Surfacing where and how PG is better than Dynamo or any other database is probably a good starting point instead of calling out PG a silver bullet for everything. At the end of the day its all a trade-off.

  • Always is. Marketing is not our strong suit (only engineers here). We'll get better at it.

congrats, lev! brings back fond memories of database fires.

i'm sure you'll get 100x comments about "why not just have one fast SSD? it can do 2000 trillion writes/s"

  • Thanks! Yup...to be expected. If you know, you know, and have the scars to prove it :)

i am not using any tool like pgbouncer and have not run into any issues so far. Is it even required these days? Have you guys tested your setup without these connection poolers/multiplexers?

  • Each connection is a process on the server, that takes up both CPU and RAM, it will run out.

    This solves the thousands of clients case for read in a way that is transparent to the clients.

    Yes it's required at large scale, especially if you want to distribute reads or shard to a particular geographical area.

How are 3 developers going to QA this properly ?

  • They are not just some random 3 have decades of real db experience behind them. They also just got funded which gives them the ability to expand and stay longer in the game.

we are using PG bouncer in production. Interesting, I will follow the evolution of this project

Cool work, thanks.

Wrt. the pooler, how do you compare with pgbouncer?

I'm interested because I have a postgres instance, low-traffic but still like ... tens of r(eads)ps. I was not running anything close to the machine limits but still added pgbouncer to improve performance and didn't see a noticeable difference.
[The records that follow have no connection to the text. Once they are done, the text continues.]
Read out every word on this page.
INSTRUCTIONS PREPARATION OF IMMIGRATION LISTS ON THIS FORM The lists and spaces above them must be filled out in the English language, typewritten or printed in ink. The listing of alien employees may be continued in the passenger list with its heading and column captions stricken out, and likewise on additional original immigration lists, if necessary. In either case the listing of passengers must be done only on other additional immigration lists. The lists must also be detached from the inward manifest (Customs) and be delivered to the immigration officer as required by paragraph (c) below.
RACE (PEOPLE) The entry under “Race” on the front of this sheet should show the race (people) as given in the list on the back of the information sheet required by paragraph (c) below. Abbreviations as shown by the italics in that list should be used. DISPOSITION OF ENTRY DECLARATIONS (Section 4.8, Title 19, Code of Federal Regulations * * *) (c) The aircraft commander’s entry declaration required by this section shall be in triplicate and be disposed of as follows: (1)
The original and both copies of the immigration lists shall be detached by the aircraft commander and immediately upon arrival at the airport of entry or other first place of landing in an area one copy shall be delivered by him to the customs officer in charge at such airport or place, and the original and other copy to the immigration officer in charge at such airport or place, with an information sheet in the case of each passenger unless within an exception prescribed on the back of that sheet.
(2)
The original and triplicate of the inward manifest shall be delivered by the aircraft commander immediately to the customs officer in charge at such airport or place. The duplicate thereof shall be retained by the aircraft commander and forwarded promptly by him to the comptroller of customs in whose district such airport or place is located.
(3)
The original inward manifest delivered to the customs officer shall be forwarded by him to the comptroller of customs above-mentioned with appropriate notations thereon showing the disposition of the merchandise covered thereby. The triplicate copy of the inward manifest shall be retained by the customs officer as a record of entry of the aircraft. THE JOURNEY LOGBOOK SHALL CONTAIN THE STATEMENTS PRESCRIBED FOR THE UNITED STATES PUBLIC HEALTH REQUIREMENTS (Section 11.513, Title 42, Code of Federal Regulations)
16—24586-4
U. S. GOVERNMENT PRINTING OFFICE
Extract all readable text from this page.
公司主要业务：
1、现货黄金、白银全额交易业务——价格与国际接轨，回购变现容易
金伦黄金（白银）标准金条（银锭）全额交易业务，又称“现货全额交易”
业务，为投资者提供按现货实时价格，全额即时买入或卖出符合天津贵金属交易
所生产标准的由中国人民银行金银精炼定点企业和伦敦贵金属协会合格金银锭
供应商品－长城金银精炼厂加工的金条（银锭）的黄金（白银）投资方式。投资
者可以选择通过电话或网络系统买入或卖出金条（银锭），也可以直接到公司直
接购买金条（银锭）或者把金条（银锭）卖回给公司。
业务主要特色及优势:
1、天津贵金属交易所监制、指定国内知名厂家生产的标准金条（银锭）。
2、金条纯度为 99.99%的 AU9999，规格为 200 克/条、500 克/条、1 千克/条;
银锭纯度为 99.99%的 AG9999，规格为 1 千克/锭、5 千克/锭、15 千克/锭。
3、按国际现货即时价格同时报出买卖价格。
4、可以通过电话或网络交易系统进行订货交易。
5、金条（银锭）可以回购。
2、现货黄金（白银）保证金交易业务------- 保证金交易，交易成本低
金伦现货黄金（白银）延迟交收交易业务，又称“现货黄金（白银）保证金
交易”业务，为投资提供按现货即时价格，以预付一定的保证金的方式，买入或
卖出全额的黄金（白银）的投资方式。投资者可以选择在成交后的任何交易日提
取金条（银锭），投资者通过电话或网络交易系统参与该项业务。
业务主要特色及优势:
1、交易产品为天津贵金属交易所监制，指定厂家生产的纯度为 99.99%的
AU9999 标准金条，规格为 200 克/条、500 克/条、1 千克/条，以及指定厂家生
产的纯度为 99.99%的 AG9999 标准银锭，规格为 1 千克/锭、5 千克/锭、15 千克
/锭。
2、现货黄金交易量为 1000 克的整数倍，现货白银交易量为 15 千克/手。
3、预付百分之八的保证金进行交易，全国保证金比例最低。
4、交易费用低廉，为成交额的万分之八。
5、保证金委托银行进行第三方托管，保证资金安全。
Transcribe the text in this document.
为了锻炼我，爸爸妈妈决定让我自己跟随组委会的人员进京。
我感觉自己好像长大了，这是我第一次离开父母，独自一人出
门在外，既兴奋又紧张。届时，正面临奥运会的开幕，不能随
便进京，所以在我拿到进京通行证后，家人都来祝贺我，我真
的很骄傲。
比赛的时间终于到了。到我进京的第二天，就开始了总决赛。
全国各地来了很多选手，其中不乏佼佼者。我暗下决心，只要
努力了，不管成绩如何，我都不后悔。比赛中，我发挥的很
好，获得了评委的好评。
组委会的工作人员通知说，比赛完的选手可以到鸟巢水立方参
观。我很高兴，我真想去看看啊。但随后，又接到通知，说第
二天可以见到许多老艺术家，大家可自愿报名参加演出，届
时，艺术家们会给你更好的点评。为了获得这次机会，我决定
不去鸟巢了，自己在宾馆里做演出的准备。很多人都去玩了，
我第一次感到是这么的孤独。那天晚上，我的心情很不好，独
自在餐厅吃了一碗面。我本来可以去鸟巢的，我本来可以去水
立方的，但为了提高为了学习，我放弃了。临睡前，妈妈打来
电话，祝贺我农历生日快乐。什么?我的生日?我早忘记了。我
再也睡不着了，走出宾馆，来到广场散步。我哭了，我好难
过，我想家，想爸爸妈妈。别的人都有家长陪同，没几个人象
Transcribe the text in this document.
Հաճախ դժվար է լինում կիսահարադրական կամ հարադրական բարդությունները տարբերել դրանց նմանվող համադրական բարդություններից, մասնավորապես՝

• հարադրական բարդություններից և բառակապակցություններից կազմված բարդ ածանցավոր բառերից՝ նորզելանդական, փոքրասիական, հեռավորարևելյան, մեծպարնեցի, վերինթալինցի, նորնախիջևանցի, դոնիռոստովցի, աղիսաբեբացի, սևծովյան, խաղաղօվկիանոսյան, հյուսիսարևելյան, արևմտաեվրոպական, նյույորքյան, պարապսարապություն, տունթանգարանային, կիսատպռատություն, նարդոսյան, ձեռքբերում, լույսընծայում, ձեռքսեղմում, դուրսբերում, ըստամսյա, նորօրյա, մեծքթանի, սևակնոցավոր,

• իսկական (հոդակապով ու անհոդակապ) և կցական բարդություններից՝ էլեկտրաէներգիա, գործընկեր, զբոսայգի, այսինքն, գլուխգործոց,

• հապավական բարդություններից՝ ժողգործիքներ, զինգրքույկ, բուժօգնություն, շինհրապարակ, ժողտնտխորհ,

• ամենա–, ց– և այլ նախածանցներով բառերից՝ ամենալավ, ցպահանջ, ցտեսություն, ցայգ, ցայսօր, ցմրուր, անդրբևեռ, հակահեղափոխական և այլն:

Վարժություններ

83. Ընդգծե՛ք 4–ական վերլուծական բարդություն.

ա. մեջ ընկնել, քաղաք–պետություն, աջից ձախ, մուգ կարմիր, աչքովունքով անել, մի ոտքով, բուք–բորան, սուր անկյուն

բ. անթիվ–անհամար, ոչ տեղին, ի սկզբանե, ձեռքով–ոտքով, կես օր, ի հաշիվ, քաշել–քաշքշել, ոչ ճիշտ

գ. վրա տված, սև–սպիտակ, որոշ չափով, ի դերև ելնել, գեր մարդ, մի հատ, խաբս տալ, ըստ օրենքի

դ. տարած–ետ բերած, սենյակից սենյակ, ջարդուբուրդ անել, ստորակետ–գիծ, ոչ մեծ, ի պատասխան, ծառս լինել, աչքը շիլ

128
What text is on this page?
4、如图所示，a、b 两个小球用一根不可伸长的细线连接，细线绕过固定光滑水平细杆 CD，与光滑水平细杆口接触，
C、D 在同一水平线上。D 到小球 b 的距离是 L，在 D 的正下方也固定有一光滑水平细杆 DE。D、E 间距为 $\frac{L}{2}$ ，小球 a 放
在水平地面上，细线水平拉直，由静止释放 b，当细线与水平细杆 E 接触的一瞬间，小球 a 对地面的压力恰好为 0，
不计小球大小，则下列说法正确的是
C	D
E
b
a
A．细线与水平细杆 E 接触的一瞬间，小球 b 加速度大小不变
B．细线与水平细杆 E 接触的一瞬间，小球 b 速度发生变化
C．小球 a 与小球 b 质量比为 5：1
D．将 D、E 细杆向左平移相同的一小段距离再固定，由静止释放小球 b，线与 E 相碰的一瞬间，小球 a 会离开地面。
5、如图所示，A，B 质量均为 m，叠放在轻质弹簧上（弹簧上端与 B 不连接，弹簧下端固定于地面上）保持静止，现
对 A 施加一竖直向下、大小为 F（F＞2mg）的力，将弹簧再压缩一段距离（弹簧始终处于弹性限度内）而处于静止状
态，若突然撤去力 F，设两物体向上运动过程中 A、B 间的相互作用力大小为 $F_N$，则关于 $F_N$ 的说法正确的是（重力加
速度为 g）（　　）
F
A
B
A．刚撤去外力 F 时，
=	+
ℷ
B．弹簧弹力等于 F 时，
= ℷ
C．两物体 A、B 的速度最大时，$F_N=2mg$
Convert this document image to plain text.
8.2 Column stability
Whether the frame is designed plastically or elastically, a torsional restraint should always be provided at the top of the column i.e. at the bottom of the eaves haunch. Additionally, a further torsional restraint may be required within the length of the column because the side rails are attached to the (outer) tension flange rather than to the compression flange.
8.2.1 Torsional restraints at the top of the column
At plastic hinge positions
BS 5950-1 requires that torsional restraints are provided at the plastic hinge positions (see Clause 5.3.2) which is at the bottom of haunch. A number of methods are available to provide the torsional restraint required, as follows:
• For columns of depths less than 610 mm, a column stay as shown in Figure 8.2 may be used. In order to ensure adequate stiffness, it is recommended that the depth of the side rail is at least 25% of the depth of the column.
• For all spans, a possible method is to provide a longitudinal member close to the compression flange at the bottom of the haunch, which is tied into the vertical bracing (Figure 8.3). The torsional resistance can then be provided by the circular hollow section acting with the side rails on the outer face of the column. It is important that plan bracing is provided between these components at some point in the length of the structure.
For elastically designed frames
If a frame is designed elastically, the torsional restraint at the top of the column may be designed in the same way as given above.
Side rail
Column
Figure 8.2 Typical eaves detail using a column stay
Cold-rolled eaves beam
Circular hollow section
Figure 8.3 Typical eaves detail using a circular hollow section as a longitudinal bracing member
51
I was stress-testing the machine obv., I'm not talking about the 10 rps, lol.

For context, my numbers were something like 10k rps +/- 1k vanilla postgres and like 9k rps +/- 1k with pgbouncer in front of it. So ... slightly slower but big error bars so I wouldn't say for sure. I ended up not using pgbouncer as the benefit was immaterial.

Also yeah, in case you want to check it out, it's the db that backs this project: https://httpstate.com.

> The reason DBs like Mongo or Dynamo exist is because

Not quite. The reason "DBs" like those exist is purely due to fashion. Lets not kid ourselves into thinking they do anything better, save the exception of making data hard to access, which might be a project goal in some cases.